Meine Mutter ist eine Quelle interessanter Geschichten, unter anderem auch von Geschichten, die ihr andere erzählt haben. Heute zum Beispiel sprachen wir über einen Vorfall in der German American Society hier in Portland, wo eine Auseinandersetzung innerhalb der Society zu einer Mitgliederversammlung führte, die über eine Spaltung befinden sollte. Während dieses Treffens gab ein Mitglied zum Besten, er sei schon seit 1964 Mitglied und hätte dafür Diskriminierungen hinnehmen müssen, während neuere Mitglieder dies nicht hätten erleben müssen. Daraufhin sprach die Redeführerin (und während ich dies schreibe, bemerke ich mein Unbehagen mit der Wortwahl) davon, dass sie selbst reichlich diskriminiert worden sei, sie sei nämlich Jüdin.
Darauf hin fühlten sich viele Mitglieder berufen, ihren Unmut zu bekunden. Durch rufen, zischen, sogar ein “Juden raus!” soll dabei gewesen sein. Das also erzählte ich meiner Mutter und die erzählte mir folgendes.
Ihre Cousine, Hertha, lebte als Kind hinter dem Sonnborner Bahnhof, von dem Judentransporte aus gingen. Während der Kriegsjahre herrschte Verdunkelung, und deswegen war es nicht möglich, mal eben schnell durchs Fenster zu schauen. Und weil es nachts sehr ruhig war, erlebte sie als Kind die Judentransporte mitten in der Nacht als Kopf-Theater. Das schlurfen und schleichen von Menschen, die genau wissen, dass da, wo sie hinfahren, nichts Gutes auf sie wartet. Und hinter dem abgedunkelten Fenster lag ein Mädchen im Bett, dass das auch wusste, so wie jeder damals.

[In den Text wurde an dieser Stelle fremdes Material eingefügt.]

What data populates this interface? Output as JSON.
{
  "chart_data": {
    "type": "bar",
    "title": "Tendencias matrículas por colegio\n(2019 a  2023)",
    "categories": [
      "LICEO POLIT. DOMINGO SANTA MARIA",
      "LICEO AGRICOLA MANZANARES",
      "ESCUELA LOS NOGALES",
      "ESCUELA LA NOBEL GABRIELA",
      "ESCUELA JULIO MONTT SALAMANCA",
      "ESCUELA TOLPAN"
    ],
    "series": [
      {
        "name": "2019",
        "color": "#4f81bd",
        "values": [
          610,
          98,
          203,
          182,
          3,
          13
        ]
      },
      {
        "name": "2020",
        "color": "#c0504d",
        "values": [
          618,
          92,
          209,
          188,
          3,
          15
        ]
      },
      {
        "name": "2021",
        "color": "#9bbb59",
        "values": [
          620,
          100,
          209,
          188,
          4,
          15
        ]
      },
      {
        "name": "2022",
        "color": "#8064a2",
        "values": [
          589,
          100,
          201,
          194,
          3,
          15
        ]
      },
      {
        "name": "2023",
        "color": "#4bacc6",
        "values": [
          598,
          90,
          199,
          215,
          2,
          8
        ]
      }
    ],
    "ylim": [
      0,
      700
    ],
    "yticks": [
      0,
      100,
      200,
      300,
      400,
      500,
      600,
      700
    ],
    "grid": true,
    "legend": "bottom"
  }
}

Und so weiss jetzt auch jeder, dass es eine grosse Anzahl von Mitgliedern in der German American Society gibt, die sich mindestens schlecht, sehr schlecht benommen haben, wahrscheinlicher aber mit dem braunen Zeug sympathisieren. Erschreckend, in 2011! Da werde ich mir was überlegen müssen. Ich fang mal damit an, eben diese Geschichte einfach nur zu erzählen.